Le Code est obligatoire pour toutes les parties de la chaîne de transport, y compris les expéditeurs, les transporteurs, les emballeurs, les ports et les compagnies maritimes. La violation des règles peut entraîner non seulement des amendes élevées, mais aussi une mise en danger de la vie et des dommages environnementaux considérables.

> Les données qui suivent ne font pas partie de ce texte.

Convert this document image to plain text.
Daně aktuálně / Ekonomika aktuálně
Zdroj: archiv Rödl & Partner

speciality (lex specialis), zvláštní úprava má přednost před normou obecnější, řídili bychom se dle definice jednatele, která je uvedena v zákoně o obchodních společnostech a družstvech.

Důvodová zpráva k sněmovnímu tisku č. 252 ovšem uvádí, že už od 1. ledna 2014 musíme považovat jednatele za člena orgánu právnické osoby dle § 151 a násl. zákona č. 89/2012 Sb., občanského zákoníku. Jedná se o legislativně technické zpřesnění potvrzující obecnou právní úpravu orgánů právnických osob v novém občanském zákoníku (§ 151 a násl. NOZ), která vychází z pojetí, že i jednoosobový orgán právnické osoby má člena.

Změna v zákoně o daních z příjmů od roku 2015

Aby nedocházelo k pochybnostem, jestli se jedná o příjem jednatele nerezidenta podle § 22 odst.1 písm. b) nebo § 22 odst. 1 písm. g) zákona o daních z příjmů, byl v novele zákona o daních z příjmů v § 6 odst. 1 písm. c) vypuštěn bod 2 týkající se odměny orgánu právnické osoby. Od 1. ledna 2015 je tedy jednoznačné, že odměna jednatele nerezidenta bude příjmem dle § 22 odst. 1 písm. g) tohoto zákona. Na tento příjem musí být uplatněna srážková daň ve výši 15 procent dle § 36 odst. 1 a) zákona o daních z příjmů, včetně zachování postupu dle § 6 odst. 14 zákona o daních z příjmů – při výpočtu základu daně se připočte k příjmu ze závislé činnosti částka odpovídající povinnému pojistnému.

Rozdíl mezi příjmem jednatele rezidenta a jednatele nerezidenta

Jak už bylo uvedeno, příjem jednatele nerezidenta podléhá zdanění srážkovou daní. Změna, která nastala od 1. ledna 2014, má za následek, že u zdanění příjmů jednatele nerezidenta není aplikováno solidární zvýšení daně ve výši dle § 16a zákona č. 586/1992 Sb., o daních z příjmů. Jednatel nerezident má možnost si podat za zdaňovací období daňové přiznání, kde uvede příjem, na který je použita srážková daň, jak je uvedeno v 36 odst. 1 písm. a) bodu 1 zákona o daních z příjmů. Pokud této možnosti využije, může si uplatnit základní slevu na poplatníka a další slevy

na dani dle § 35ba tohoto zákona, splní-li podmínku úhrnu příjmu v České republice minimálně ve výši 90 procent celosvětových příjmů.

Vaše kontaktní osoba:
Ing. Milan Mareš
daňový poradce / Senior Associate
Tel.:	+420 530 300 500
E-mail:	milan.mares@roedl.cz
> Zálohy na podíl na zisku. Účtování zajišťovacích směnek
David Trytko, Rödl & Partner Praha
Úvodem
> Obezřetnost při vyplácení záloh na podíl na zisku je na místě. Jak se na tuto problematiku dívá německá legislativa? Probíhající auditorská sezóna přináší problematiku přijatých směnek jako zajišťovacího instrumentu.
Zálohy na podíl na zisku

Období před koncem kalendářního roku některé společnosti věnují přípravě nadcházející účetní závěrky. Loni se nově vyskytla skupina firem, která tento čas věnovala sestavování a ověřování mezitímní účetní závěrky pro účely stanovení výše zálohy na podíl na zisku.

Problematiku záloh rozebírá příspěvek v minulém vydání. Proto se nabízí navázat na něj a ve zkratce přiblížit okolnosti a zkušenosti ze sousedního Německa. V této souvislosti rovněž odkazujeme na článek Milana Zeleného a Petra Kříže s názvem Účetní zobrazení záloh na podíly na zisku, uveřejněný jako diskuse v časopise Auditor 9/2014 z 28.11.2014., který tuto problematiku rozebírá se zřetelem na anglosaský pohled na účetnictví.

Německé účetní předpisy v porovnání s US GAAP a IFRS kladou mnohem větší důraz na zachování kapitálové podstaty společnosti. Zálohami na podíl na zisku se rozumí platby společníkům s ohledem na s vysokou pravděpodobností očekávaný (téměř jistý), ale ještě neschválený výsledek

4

Historique et développement : Des réglementations fragmentées aux normes unifiées

Le premier besoin de règles unifiées pour le transport de marchandises dangereuses est apparu en 1929 lors de la préparation de la première convention SOLAS. Jusqu’à présent, les États avaient leurs propres normes, souvent incompatibles, ce qui compliquait le commerce international et augmentait les risques de sécurité.

Un jalon clé a été la création des Recommandations des Nations unies sur le transport des marchandises dangereuses – Règlements types. Celles-ci définissent un système de classification, d’emballage, de marquage et de documentation applicable à tous les modes de transport – routier, ferroviaire, aérien et maritime.

Sur la base de ces recommandations, le premier Code IMDG a été créé en 1965. Depuis 2004, le Code est obligatoire en vertu de la convention SOLAS pour tous les États signataires. Tous les deux ans, il est mis à jour (« amendement ») pour refléter les développements technologiques, les accidents et les découvertes scientifiques.

Principes fondamentaux du Code IMDG

Le Code IMDG est construit sur un système de gestion des risques logique et détaillé :

Classification et identification

Les marchandises dangereuses sont divisées en 9 classes selon le danger principal (voir le tableau ci-dessous) :

ClasseNomExemples
1Substances et articles explosifsPyrotechnie, explosifs
2GazPropane, oxygène, acétylène
3Liquides inflammablesEssence, acétone, peintures
4Solides inflammables, substances s’auto-enflammantSoufre, phosphore, sodium
5Substances soutenant la combustion (oxydantes)Peroxydes, nitrate d’ammonium
6Substances toxiques et infectieusesCyanures, pesticides, virus
7Matières radioactivesIsotopes médicaux, uranium
8Substances corrosivesAcides, hydroxydes
9Autres marchandises dangereuses et articlesBatteries, amiante, organismes génétiquement modifiés

Chaque substance/article se voit attribuer un numéro ONU à quatre chiffres (par exemple, ONU 3480 – batteries au lithium) et un nom d’expédition officiel. Cette identification sans ambiguïté est essentielle pour une manipulation rapide et sûre en cas d’urgence.

Le processus de classification comprend :

  • Analyse chimique et essais physiques (par exemple, point d’éclair, toxicité, réactivité avec l’eau)
  • Attribution du numéro ONU et du nom d’expédition
  • Détermination du groupe d’emballage (GE) selon le degré de danger – I (élevé), II (moyen), III (faible)
  • Détermination des dangers subsidiaires (par exemple, toxique et corrosif à la fois)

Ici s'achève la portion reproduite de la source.